Bahrain Cabut Kewarganegaraan 69 Orang karena Dituding Jadi Antek Asing Iran
Bahrain mencabut kewarganegaraan 69 orang usai dituding mendukung serangan Iran dan bersekongkol dengan pihak asing.
Penulis:
Andari Wulan Nugrahani
Editor:
Garudea Prabawati
Ringkasan Berita:
- Pemerintah Bahrain resmi mencabut kewarganegaraan 69 orang yang dituduh mendukung tindakan Iran selama perang kawasan.
- Mereka disebut memuliakan serangan Iran dan menjalin kontak dengan pihak asing yang dianggap mengancam negara.
- Langkah ini menuai kritik dari kelompok HAM yang menilai kebijakan tersebut sebagai penyalahgunaan kekuasaan.
TRIBUNNEWS.COM - Pemerintah Bahrain resmi mencabut kewarganegaraan 69 orang karena diduga mendukung serangan Iran dan bersekongkol dengan pihak asing.
Al Jazeera melaporkan, Kementerian Dalam Negeri Bahrain menyebut mereka telah “memuliakan atau bersimpati terhadap tindakan permusuhan Iran” serta menjalin kontak dengan entitas asing yang dianggap membahayakan keamanan nasional.
Jumlah tersebut mencakup para tersangka beserta anggota keluarga mereka, dan pemerintah menyatakan seluruhnya bukan warga asli Bahrain.
Reuters juga melaporkan bahwa langkah ini diambil setelah otoritas menilai dukungan terhadap Iran selama konflik regional sebagai ancaman langsung terhadap stabilitas negara.
Raja Hamad Keluarkan Arahan Langsung
Pencabutan kewarganegaraan dilakukan berdasarkan arahan langsung Raja Hamad bin Isa Al Khalifa.
The Jerusalem Post melaporkan, Raja Hamad memerintahkan Putra Mahkota sekaligus Perdana Menteri Salman bin Hamad untuk meninjau status kewarganegaraan mereka yang dinilai tidak loyal kepada kerajaan.
Langkah tersebut mengacu pada Pasal 10/3 Undang-Undang Kewarganegaraan Bahrain yang memungkinkan pencabutan status warga jika seseorang dianggap merugikan kepentingan kerajaan atau melanggar kewajiban loyalitas terhadap negara.
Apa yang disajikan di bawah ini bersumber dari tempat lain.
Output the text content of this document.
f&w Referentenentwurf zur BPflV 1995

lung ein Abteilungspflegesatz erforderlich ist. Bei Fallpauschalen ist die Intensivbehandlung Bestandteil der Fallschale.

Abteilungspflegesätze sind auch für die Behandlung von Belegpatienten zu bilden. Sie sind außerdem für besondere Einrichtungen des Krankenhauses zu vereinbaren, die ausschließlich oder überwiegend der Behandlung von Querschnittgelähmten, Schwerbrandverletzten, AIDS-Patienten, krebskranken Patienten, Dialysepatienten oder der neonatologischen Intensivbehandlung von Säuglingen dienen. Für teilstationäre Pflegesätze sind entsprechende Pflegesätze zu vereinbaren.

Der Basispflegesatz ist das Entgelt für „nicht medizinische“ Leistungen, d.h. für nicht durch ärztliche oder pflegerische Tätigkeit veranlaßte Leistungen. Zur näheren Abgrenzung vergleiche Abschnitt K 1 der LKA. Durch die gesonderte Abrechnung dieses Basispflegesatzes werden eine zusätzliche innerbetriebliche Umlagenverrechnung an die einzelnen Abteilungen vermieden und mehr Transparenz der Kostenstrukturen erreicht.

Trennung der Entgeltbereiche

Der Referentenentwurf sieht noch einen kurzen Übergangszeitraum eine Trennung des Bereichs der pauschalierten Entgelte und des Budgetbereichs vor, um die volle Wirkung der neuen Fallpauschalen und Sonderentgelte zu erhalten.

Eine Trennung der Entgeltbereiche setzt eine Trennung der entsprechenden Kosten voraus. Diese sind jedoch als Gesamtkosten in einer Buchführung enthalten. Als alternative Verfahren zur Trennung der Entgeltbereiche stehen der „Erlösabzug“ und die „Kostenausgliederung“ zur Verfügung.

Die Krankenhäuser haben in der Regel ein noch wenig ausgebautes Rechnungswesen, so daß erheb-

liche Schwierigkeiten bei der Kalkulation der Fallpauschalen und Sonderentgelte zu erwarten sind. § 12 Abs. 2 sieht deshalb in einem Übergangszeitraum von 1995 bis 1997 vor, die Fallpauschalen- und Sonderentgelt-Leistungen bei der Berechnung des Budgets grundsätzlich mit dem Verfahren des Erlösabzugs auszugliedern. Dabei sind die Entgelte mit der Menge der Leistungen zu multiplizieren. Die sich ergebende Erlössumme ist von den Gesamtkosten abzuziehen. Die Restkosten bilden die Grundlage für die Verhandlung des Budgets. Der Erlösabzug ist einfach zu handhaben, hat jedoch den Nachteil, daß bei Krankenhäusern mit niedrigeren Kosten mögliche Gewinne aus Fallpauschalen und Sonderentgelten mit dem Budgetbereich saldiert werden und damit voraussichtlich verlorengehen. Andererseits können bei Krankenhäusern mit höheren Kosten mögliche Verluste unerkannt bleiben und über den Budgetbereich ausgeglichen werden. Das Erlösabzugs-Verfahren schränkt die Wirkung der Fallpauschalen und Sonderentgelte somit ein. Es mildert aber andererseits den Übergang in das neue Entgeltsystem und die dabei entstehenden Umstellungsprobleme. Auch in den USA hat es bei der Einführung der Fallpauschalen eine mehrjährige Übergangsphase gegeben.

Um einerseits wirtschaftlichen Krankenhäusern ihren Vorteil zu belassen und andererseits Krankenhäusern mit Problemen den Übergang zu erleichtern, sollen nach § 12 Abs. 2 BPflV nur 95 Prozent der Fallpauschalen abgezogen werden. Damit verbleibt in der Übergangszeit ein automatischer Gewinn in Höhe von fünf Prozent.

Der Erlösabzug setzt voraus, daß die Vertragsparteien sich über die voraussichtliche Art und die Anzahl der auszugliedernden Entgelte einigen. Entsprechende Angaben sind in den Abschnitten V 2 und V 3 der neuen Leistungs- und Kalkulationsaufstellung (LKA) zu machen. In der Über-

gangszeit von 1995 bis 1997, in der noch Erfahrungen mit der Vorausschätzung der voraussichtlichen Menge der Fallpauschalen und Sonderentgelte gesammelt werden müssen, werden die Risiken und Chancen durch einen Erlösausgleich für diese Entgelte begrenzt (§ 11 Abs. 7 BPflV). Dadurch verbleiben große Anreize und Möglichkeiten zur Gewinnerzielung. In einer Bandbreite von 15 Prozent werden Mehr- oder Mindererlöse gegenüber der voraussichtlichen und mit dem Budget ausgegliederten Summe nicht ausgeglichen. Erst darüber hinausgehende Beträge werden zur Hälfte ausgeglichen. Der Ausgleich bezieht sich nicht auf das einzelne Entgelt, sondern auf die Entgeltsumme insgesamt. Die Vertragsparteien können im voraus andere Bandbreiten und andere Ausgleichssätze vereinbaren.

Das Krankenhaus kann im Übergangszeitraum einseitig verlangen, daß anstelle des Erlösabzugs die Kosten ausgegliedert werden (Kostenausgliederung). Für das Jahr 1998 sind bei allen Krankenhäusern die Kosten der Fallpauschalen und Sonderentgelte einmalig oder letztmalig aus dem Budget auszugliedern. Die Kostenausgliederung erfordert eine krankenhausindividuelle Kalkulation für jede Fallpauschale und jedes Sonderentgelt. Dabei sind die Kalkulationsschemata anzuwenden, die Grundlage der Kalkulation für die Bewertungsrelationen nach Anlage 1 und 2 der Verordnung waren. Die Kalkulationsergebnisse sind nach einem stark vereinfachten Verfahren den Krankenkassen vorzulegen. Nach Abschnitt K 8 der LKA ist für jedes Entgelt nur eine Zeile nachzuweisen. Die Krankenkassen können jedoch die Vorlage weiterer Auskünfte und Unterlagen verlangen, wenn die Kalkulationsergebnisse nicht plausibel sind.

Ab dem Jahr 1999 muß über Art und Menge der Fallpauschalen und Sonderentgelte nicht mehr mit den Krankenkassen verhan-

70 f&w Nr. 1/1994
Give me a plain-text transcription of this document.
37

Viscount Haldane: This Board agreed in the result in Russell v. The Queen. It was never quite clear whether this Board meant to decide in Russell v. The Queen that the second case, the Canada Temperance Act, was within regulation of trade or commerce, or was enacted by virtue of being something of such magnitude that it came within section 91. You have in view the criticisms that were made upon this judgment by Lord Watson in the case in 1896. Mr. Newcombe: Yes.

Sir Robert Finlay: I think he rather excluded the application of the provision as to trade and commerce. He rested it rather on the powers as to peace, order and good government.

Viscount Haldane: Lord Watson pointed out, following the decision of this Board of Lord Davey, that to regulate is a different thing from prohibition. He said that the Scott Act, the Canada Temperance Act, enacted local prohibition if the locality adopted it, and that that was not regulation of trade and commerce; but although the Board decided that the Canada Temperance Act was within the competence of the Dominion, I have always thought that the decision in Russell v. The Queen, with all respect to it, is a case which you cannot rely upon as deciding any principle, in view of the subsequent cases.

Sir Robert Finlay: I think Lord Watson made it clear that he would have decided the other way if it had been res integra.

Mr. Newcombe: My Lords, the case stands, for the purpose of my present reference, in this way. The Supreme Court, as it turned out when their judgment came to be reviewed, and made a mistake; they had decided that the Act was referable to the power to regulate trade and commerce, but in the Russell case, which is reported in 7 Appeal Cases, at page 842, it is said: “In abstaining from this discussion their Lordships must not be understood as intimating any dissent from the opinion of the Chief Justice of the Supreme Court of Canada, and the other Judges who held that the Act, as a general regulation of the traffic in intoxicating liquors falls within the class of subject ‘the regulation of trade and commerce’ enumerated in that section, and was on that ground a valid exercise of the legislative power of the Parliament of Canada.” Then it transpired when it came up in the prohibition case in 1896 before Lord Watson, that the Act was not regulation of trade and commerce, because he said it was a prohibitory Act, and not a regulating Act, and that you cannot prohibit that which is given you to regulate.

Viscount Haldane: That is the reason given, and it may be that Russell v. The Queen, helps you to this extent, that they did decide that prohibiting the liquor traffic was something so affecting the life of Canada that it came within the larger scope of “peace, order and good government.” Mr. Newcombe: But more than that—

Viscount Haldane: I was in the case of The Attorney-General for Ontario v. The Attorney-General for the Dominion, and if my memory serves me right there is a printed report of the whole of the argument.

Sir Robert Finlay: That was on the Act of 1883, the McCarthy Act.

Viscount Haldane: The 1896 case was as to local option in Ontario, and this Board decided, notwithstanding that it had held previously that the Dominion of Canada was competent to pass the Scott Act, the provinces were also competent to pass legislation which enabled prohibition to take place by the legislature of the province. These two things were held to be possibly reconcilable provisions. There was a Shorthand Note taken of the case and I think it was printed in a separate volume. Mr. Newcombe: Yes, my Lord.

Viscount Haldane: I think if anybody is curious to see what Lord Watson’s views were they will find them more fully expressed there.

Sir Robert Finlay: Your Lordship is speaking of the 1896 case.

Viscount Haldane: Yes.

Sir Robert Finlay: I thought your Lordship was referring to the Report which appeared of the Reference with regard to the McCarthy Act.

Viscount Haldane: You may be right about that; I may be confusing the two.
Pemerintah menegaskan bahwa tindakan ini merupakan bentuk perlindungan terhadap keamanan nasional di tengah meningkatnya ancaman kawasan.
Baca juga: Iran Tawarkan Kesepakatan Akhiri Blokade Hormuz Tanpa Bahas Nuklir, Trump Belum Luluh
Serangan Iran Jadi Pemicu
Keputusan ini muncul setelah Iran melancarkan serangan rudal dan drone ke sejumlah negara Teluk, termasuk Bahrain, sebagai balasan atas serangan gabungan Amerika Serikat dan Israel terhadap Teheran sejak akhir Februari 2026.
Reuters menyebut Bahrain menjadi target penting karena menjadi lokasi pangkalan Armada Kelima Angkatan Laut Amerika Serikat di kawasan Teluk.
Serangan tersebut disebut menyebabkan kerusakan pada sejumlah fasilitas strategis dan meningkatkan kewaspadaan militer Bahrain.
Pemerintah Bahrain menilai dukungan terhadap Iran di tengah konflik tersebut sebagai bentuk pengkhianatan dan ancaman serius terhadap stabilitas nasional.
Kritik dari Kelompok HAM
Langkah keras ini mendapat sorotan tajam dari kelompok hak asasi manusia.
Al Jazeera melaporkan, Bahrain Institute for Rights and Democracy yang berbasis di London menyebut pencabutan kewarganegaraan itu sebagai tindakan berbahaya dan pelanggaran nyata terhadap hukum internasional.
Mereka menilai pemerintah tidak transparan karena identitas para individu tidak dipublikasikan, serta belum jelas apakah mereka telah ditahan atau memiliki kewarganegaraan lain.